Have You Seen the New NBC show “Minute to Win it?” It reminds me of watching entrepreneurs in a start-up company grow from start-up through to the expansion stage through to completing a company exit event.
The similarities include:
- Win 10 games, win a $1 million prize (although for companies it is more like win $1 billion if all the games are won well).
- Each of the games are known, so if the participants have the right characteristics, figure out how to win the games, and execute well, they win the ultimate prize.
- The contest can be stopped at various milestones with the participants having won a subset of the games, with the participants walking away with a good sum of money, but not the ultimate prize.
Summary of “Minute To Win It” (from the show’s website): The show features competitors participating in a series of simple, yet nerve-wracking, games that can lead to a $1 million prize. In each one-hour episode, competitors will face 10 challenges that escalate in level of difficulty using everyday household items. Each game has a one-minute time limit and failure to finish the task on time will eliminate the contestant. If a contestant finishes the 10 tasks, the contestant wins $1 million. At various points throughout the game, the competitor can walk away with the money earned up to that point — but it’ll take nerves of steel to complete all 10 tasks to win $1 million. The competitors, who come from all walks of life, are shown over 60 games prior to the competition and are encouraged to practice these one-of-a-kind challenges at home.
The great thing is that all of the games are known and published on the show’s website, so if the contestants have the right core characteristics and learn the skills of each of the games and can execute well in front of the live audience, the contestant should win $1 million.
Doesn’t this sound like a successful start-up that must win their games quickly (before competitors win and before money runs out)?
10 fast-paced entrepreneur games that, when completed successfully, will win your company a $1 billion exit:
- Game 1 – Get started: The game is won through generating enough raw ingredients and passion to get started and start winning games, including a core team of one or more people with the right characteristics and enough capital to win one or more games.
- Game 2 – Understand targets: The game is won by generating target Market, User, and Buyer Clarity and Insights that will allow the company to exploit an attractive market opportunity and wow the market participants.

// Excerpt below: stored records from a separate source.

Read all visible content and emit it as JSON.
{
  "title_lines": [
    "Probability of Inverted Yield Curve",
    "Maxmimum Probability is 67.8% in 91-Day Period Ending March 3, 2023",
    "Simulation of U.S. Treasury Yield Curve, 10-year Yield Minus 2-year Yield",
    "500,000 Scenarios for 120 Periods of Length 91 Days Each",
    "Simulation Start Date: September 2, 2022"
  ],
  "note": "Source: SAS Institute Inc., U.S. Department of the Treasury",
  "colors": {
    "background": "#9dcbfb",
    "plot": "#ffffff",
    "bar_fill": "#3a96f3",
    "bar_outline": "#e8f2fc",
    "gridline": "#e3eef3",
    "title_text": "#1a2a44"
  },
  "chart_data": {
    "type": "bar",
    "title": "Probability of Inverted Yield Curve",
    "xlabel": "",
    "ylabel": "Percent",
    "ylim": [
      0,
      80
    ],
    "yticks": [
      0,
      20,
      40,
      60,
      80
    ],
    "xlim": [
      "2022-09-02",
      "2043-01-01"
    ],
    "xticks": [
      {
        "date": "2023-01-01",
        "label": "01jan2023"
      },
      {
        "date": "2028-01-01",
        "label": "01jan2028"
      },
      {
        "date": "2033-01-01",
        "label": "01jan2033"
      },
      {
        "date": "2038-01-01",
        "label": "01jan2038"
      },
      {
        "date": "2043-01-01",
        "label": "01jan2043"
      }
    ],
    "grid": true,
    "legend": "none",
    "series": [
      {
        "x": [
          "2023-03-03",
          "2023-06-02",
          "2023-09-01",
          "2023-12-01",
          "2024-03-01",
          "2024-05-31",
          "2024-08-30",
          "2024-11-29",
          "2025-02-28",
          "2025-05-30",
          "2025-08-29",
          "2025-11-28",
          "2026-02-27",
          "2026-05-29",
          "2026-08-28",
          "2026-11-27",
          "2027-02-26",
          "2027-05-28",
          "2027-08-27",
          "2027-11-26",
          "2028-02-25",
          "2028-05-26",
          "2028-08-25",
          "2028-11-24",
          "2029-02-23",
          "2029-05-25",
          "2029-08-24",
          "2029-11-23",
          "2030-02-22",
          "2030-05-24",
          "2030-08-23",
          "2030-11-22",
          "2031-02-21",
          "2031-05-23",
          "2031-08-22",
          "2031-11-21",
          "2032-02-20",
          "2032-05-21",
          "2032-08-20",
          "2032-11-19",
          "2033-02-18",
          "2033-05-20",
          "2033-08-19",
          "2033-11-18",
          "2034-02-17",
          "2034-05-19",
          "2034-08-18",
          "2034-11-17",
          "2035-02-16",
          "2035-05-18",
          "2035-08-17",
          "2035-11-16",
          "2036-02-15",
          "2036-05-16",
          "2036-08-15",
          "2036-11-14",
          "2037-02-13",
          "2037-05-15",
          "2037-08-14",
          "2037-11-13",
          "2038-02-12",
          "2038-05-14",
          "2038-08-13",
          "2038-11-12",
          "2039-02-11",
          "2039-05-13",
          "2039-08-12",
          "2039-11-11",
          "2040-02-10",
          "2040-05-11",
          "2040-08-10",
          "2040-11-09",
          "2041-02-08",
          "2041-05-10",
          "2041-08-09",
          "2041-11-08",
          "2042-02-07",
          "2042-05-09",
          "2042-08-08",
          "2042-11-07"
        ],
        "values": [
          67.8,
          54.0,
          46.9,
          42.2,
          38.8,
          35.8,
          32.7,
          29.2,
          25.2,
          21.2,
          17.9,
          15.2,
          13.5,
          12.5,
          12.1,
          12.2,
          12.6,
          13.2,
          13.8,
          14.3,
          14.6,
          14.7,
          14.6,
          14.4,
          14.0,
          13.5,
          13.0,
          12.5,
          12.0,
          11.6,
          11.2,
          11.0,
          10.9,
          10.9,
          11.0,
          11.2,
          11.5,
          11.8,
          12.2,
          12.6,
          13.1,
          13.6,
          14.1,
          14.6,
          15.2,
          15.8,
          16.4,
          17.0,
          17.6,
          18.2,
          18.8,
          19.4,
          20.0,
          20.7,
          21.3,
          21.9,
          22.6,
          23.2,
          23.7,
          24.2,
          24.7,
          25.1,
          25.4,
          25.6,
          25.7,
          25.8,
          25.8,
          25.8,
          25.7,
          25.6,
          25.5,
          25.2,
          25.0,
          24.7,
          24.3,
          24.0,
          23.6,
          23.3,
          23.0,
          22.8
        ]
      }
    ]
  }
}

- Game 3 – Create users through well designed user “touch points”: The game is won by creating whole product and development strategy and execution that wows the users, ultimately optimize value for the users (Like Aspirin, Vitamins, and/or
do for their users) and ensures that the ongoing touch points with the users grow the value and relationship (thereby minimizing attrition, maximizing ongoing revenue, and maximizing word of mouth from existing customers [the most important ingredient in influence marketing]).
- Game 4 – Create buyers through well designed buyer “touch points”: The game is won by generating a Go-To-Market strategy and execution that finds, wows, and converts target prospects into buyers effectively and efficiently.
- Game 5 – Improve target, user, and buyer methodologies: The game is won through methodology development (e.g., processes) that allow the performance of games 2-4 to be improved, creates efficiency and allows the company to be scaled.
- Game 6 – Understand people issues and opportunities: Understand the current state of what the ideal characteristics are of people the organization needs, the current people in the organization, and the possible people that the organization could attract.
- Game 7 – Develop great people and teams: Organizational and operational methodologies aimed at improving people and their results, including recruiting and performance management of individuals and management systems that help to organize the individuals into teams and departments that maximize the results (with the goal being a linear or better scale-up with increased resources. The better the people fit with the needs of the organization and the better they work together, the more a company wins this game.
- Game 8 – Use financial and economic understanding and insights to improve economic value: Business model and economic model development that helps to play all the games in ways that optimize economic value and, when looked at by “financial types”, the numbers communicate that the company is attractive and valuable.
- Game 9 – Make all of the above games work efficiently and effectively and stay out of trouble: operational methodologies that support all of the above, including Financial, Legal, Human Resources (the portions of HR that are not in game 7 such as benefits programs), IT, and Administration.
- Game 10 – Develop and execute the final company exit strategy (Liquidity Event). Game over.
Clearly, just like Minute to Win It, a company could stop at various points and sell the company before getting through game 10.
Note: clearly the difference between the show’s games and real life company development is that in company development the games are generally played again and again in an iterative manner, hopefully with significant improvements with each iteration, and the senior management focus is probably on 2-4 games at once, rather than on a single game.